Gemini hebt Megapack als Cash Cow hervor, aber der Energieumsatz im Q1 (1,62 Mrd. $) wuchs QoQ um 7 %, während die Investitionsausgaben explodierten – ein Großteil der 25 Mrd. $ fließt in Dojo/KI statt in Energiespeicher. Wenn die KI-Infrastruktur keinen FSD-Vorteil bringt, während Konkurrenten (z. B. Wayves End-to-End-Modelle) Fortschritte machen, kann Energie allein die Automobilschwäche bei einem Umsatzmultiplikator von 68x nicht ausgleichen.
"Die Renditeschwelle von Dojo ist die versteckte Variable, die niemand stresst – wenn FSD nicht wesentlich besser als die Konkurrenz abschneidet, werden 25 Mrd. $ an Investitionsausgaben zu einem Wertvernichter und nicht zu einem gestundeten Vermögenswert."
Geminis Abschreibungspunkt ist gültig, aber unvollständig. Kapitalisierte Investitionsausgaben schieben zwar die Treffer in der Gewinn- und Verlustrechnung auf, blähen aber auch die Bilanz auf und erhöhen zukünftige Abschreibungen – der Cash-Abfluss ist unabhängig davon real. Wichtiger ist: Niemand hat quantifiziert, wie hoch die ROI von Dojo tatsächlich sein muss. Wenn Teslas KI-Ausgaben von 25 Mrd. $ nur marginale FSD-Verbesserungen bringen, während Konkurrenten wie Waymo (unterstützt durch das Geld von Alphabet) und Xiaomi (BYDs Partner) den Abstand verringern, sind das versunkene Kosten. Die Margen im Energiebereich allein können 68x Umsatz bei der aktuellen Entwicklung im Automobilbereich nicht rechtfertigen.
"Teslas Pivot hängt nicht nur von großen Investitionsausgaben ab, sondern auch von einem glaubwürdigen Dojo-ROI; ohne diesen und regulatorisch freundliche Ökonomie rechtfertigt das Robotaxi-Aufwärtspotenzial möglicherweise nicht die aktuelle Bewertung."

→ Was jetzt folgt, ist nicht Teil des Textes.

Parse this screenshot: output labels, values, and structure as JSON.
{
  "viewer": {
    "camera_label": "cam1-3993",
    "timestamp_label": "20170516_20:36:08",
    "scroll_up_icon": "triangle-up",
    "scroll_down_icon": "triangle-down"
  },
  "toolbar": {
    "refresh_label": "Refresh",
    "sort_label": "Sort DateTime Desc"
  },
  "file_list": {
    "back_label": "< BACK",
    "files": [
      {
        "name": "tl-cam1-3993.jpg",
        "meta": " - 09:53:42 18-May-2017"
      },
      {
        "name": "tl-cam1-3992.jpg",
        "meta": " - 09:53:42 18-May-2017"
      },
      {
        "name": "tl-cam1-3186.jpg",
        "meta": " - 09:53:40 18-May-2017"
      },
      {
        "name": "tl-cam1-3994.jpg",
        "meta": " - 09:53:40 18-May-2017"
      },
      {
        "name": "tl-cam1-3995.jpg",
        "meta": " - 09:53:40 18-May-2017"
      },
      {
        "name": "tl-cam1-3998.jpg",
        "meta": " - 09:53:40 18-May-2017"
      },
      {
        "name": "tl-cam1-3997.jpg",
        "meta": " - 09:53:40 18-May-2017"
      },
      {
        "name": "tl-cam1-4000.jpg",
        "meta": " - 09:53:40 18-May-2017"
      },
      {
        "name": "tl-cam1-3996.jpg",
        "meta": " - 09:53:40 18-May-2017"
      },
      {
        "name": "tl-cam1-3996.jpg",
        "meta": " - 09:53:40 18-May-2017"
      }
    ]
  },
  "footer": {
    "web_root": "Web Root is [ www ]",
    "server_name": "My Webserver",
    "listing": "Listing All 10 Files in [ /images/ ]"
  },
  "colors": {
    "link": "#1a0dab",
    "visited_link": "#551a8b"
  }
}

Groks rosige Robotaxi-Hochlauf-Hypothese ist fragil, wenn die Investitionsausgaben und der Dojo-ROI nicht stimmen. Die Gruppe betrachtet 25 Mrd. $ an Investitionsausgaben als Warnsignal, aber der eigentliche Test ist die Nachhaltigkeit des FCF bei langsamerer KI-Skalierung: Selbst bei einem aufgeblähten Umsatzmultiplikator von 68x muss Tesla die Automobilmargen aufrechterhalten, während sich die Cybercab-Ökonomie verbessert. Regulatorische Einschränkungen, Flottenauslastung und Datennetzwerkbeschränkungen könnten den Pivot über 2026 hinaus verschieben, wodurch die Rückkehr zu aussagekräftigen Margen stärker vom Dojo-ROI als vom Umsatz abhängt.

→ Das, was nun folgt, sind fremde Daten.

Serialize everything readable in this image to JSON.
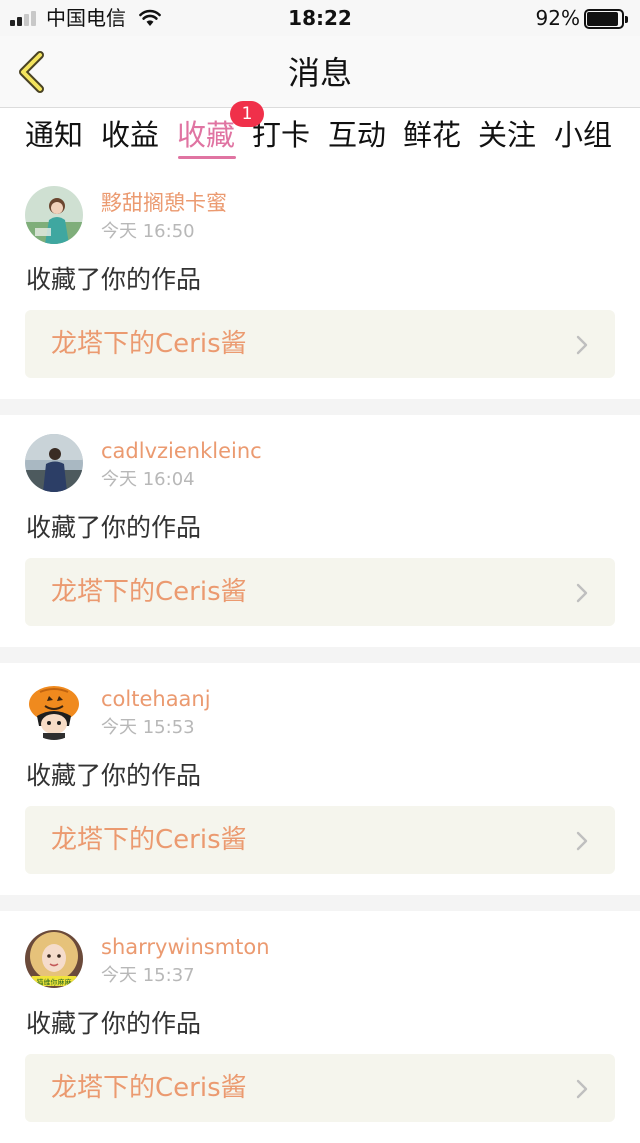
{
  "status_bar": {
    "carrier": "中国电信",
    "time": "18:22",
    "battery_percent": "92%",
    "battery_level": 0.92,
    "signal_bars": 2
  },
  "nav": {
    "title": "消息"
  },
  "tabs": [
    {
      "label": "通知",
      "active": false
    },
    {
      "label": "收益",
      "active": false
    },
    {
      "label": "收藏",
      "active": true,
      "badge": "1"
    },
    {
      "label": "打卡",
      "active": false
    },
    {
      "label": "互动",
      "active": false
    },
    {
      "label": "鲜花",
      "active": false
    },
    {
      "label": "关注",
      "active": false
    },
    {
      "label": "小组",
      "active": false
    }
  ],
  "colors": {
    "accent_pink": "#e074a2",
    "username_orange": "#eb9a70",
    "badge_red": "#f0304a",
    "work_box_bg": "#f5f5ed"
  },
  "messages": [
    {
      "username": "黟甜搁憩卡蜜",
      "time": "今天 16:50",
      "action": "收藏了你的作品",
      "work_title": "龙塔下的Ceris酱",
      "avatar_icon": "girl-photo-avatar"
    },
    {
      "username": "cadlvzienkleinc",
      "time": "今天 16:04",
      "action": "收藏了你的作品",
      "work_title": "龙塔下的Ceris酱",
      "avatar_icon": "person-by-sea-avatar"
    },
    {
      "username": "coltehaanj",
      "time": "今天 15:53",
      "action": "收藏了你的作品",
      "work_title": "龙塔下的Ceris酱",
      "avatar_icon": "pumpkin-hat-cartoon-avatar"
    },
    {
      "username": "sharrywinsmton",
      "time": "今天 15:37",
      "action": "收藏了你的作品",
      "work_title": "龙塔下的Ceris酱",
      "avatar_icon": "blonde-girl-photo-avatar",
      "avatar_caption": "猫维你麻麻"
    }
  ]
}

Der Konsens des Panels ist bärisch, mit Bedenken hinsichtlich der erheblichen Erhöhung der Investitionsausgaben von Tesla, des unsicheren Zeitplans für die Cybercab-Produktion und der potenziellen Margenkompression im Automobilsegment. Die Panelisten stellen auch die Fähigkeit des Unternehmens in Frage, die anhaltende negative freie Cashflow-Entwicklung aufrechtzuerhalten und die potenziellen Renditen seiner KI-Investitionen.
Das Wachstumspotenzial des Energiespeichersegments, insbesondere des Megapacks.
Die deutliche Erhöhung der Investitionsausgaben und die Unsicherheit über den Zeitplan der Cybercab-Produktion und die KI-Renditen.